Charles,
What you call "practical-critical" activities from a Marxist perspective and what I call discourse/practice from a post-marxist/poststructural standpoint may be more similar than many people would assume. Actually, your point about contradictions within and outside a system is quite well taken. I personally don't work in the dialectical tradition any more, but I came from that political-philosophical background, cut my teeth in theory through Marxist activism, and have respect for people who are trying to interpret the world from that framework. ( I am a post-marxist, not an anti-marxist, my politics is very much embedded in a radical marxist vision, but I digress).
^^^^ Manjur, if I might start a little comradely argument on some of this, I must say frankly that I have a problem with the mild implication from the term "post" that this position has achieved something sort of "beyond" Marxism. It is not a nostalgic protest, but rather , after many debates and analyses of this dispute, I conclude that these various trends have _not_ gone beyond the theoretical advances of Marx, Engels and Lenin. I'm not saying that Marxism doesn't have to develop its theory , as history goes on. I am saying that Nietzscheans through Derridaeans have not shown me that they don't take steps backward from Marxism's advances. Sorry to be so corny and old fashion about it. I lack subtlety sometimes.
We can't make the revolution based on theories that lead to a sense of helplessness.
In what sense do you mean laws are metaphors. Metaphors from what other area of life ?
Peace and Power !
^^^^^
Of course, people from different discourses can communicate. Other wise human communication beyond a minuscule primordial community would not have been possible. To use Gadamer's expression, human interaction is possible through "fusion of horizons." Actually, discourses don't have well defined, precise boundaries (we all have to be careful not to take the spatial metaphors too literally). We participate in multiple overlapping discourses simultaneously. There is always an element of human agency (something that is undertheorized in Foucault and Derrida) in sorting out those discourses for ourselves, whether we consciously articulate them or not.

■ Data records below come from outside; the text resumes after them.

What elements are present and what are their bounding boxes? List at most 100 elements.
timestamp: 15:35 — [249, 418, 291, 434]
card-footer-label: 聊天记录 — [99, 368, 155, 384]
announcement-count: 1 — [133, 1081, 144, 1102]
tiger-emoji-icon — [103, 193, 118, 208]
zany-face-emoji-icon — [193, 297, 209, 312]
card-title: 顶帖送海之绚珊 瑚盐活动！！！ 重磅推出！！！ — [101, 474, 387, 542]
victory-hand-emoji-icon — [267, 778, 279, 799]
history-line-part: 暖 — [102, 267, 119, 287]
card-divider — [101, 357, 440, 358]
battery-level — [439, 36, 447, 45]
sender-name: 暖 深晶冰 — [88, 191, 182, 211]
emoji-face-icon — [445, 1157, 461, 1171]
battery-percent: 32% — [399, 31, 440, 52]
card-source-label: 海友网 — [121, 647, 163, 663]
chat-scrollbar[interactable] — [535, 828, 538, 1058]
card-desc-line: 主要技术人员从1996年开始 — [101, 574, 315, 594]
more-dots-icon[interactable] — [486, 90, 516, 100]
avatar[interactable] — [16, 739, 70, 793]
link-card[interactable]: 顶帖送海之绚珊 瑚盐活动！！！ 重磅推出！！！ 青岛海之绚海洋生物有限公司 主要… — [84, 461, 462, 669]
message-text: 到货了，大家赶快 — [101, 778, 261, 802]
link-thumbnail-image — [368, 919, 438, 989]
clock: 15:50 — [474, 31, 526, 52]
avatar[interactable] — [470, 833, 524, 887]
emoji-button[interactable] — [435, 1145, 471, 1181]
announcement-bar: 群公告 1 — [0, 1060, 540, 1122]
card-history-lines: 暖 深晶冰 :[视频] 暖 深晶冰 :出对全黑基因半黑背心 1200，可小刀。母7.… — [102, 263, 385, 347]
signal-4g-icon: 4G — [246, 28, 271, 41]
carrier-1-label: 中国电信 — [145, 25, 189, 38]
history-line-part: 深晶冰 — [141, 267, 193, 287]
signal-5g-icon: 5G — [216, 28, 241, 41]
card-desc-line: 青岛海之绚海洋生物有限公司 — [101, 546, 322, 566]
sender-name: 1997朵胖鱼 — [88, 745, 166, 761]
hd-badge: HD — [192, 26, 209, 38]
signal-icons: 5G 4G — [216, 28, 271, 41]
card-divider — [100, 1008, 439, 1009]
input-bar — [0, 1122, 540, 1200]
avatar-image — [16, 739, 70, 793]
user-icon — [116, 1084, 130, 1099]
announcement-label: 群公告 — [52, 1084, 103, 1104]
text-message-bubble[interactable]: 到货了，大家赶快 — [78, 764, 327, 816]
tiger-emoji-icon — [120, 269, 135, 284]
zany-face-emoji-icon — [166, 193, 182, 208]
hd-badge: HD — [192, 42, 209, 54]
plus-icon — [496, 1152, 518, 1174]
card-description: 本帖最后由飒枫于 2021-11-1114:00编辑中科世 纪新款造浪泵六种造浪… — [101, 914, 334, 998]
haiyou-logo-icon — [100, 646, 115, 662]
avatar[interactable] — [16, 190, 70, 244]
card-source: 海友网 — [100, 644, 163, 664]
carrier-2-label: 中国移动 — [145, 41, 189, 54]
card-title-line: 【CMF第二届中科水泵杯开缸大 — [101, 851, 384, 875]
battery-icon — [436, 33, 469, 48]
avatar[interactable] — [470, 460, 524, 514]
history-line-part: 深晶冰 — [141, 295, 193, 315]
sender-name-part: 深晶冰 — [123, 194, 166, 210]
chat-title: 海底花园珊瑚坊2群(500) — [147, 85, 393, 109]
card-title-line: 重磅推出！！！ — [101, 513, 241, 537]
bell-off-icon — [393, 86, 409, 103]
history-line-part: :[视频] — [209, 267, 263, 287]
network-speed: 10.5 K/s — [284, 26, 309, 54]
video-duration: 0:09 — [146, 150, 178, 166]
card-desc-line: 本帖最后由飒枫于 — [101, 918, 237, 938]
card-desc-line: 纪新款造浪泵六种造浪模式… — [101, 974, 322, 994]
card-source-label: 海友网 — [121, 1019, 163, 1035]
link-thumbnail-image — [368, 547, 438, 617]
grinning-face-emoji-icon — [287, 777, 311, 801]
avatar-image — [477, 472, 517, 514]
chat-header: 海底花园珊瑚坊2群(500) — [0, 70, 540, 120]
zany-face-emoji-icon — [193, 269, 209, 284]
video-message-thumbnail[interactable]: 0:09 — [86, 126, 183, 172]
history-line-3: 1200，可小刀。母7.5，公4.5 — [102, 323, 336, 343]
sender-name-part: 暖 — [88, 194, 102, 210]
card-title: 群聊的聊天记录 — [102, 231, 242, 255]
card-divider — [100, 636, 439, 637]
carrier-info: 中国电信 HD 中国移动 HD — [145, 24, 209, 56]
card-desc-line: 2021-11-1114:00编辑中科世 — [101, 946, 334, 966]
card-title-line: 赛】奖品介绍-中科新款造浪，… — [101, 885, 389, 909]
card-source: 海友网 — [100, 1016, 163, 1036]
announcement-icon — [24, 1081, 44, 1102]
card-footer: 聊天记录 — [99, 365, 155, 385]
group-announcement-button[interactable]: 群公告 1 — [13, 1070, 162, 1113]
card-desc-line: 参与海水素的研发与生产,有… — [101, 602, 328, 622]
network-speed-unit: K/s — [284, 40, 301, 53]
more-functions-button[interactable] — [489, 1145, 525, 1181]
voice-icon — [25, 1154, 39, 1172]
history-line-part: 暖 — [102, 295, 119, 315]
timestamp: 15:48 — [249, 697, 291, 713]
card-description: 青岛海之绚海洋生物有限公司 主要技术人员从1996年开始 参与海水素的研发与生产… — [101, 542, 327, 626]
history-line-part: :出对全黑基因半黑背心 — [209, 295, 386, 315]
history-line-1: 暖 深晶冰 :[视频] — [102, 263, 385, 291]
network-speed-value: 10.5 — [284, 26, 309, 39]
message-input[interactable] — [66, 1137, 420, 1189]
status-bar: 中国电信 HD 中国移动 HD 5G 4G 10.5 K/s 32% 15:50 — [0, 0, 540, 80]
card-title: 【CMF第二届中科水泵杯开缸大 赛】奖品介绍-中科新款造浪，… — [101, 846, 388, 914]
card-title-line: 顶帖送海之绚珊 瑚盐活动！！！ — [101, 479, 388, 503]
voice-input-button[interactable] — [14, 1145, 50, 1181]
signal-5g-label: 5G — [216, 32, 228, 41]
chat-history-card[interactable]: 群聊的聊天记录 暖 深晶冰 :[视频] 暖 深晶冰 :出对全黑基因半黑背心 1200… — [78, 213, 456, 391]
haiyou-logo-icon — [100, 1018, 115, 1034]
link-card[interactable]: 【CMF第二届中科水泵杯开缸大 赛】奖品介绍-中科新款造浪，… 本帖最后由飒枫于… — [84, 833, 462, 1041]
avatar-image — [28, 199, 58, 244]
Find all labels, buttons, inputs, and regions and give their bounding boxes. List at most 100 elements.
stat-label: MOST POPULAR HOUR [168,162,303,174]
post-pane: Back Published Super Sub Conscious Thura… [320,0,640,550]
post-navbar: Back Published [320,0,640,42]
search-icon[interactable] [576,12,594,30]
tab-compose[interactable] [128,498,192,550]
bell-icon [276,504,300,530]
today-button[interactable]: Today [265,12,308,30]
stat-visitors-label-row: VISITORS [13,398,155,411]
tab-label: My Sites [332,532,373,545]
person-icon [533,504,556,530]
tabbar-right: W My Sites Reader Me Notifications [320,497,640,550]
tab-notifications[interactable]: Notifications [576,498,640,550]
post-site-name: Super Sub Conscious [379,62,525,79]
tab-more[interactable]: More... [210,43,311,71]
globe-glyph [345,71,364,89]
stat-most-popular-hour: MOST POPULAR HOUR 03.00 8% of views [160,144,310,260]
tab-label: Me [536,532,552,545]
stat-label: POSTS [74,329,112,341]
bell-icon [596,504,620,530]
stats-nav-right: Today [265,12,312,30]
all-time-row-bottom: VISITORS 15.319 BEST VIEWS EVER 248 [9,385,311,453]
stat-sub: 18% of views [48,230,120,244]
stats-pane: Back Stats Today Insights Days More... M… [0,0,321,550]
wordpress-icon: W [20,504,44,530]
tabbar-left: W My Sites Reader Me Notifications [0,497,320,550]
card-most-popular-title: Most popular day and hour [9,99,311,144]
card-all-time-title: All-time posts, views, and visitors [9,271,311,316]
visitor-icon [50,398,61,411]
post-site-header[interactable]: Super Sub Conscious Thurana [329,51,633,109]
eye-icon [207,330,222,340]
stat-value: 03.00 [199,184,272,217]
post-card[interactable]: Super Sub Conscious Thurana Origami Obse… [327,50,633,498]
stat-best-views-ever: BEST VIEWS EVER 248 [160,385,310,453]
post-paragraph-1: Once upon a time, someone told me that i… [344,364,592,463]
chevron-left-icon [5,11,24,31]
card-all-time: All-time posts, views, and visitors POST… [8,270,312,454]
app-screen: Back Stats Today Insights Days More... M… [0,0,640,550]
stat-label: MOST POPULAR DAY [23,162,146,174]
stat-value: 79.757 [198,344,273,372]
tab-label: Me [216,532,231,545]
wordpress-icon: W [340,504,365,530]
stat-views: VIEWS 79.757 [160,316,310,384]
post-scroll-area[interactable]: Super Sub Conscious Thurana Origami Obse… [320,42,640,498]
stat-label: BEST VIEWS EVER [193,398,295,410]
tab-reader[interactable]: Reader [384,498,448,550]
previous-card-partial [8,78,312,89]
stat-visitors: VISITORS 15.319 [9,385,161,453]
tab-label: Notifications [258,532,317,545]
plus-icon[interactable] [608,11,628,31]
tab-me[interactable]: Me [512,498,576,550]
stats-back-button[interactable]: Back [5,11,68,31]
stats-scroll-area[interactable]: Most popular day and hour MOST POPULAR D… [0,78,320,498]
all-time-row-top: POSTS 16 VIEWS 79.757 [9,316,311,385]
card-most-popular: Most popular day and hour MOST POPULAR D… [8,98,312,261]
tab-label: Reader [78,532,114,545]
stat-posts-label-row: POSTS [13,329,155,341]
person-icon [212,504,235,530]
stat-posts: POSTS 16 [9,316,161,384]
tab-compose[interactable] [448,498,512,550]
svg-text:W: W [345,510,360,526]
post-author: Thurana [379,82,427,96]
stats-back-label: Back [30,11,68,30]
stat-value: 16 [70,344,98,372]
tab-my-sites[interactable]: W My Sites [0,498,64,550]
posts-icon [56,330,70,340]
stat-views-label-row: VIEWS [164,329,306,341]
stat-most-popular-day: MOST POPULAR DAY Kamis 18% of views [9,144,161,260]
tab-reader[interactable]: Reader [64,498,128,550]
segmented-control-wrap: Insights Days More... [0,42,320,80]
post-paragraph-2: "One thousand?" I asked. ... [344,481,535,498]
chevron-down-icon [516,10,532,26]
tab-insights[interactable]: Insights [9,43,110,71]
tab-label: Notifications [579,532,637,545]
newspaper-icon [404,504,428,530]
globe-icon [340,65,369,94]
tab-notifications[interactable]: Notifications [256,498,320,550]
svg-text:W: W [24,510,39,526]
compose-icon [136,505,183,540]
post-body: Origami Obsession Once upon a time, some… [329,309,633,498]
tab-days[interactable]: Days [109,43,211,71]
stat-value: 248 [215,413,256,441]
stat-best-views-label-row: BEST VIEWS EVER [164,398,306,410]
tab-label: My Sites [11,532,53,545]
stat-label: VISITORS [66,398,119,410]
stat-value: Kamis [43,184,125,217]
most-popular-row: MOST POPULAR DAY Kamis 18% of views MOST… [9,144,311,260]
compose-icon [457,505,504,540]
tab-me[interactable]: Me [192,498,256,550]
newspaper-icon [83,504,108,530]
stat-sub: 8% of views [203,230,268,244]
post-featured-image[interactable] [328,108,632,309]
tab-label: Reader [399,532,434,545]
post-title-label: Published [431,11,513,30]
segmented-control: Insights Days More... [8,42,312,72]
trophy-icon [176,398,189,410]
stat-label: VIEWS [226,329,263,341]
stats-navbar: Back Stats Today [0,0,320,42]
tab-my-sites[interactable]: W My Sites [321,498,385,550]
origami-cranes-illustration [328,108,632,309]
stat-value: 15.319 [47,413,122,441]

But the funny thing is that just because I use the language of Enlightenment modernity (e.g., internal logic) it does not make logic or the law of identity a universal phenomenon. We can communicate only through the language that is available to us. But that does not make that language a a transparent representation of some sort of a universal axiom. Laws and logics are metaphors whose origin we have forgotten, as Nietzsche argued. Even the statement "we can never be certain about truth and knowledge" itself is an uncertain, irreducibly metaphorical statement. And I don't think language offers us any way out of that eternal trap. The difference between true believers and epistemological-anarchist types like me is that, in stead of trying to develop a meta-narrative of certainty to wish away that messiness of knowledge and reality, we recognize our sense of helplessness.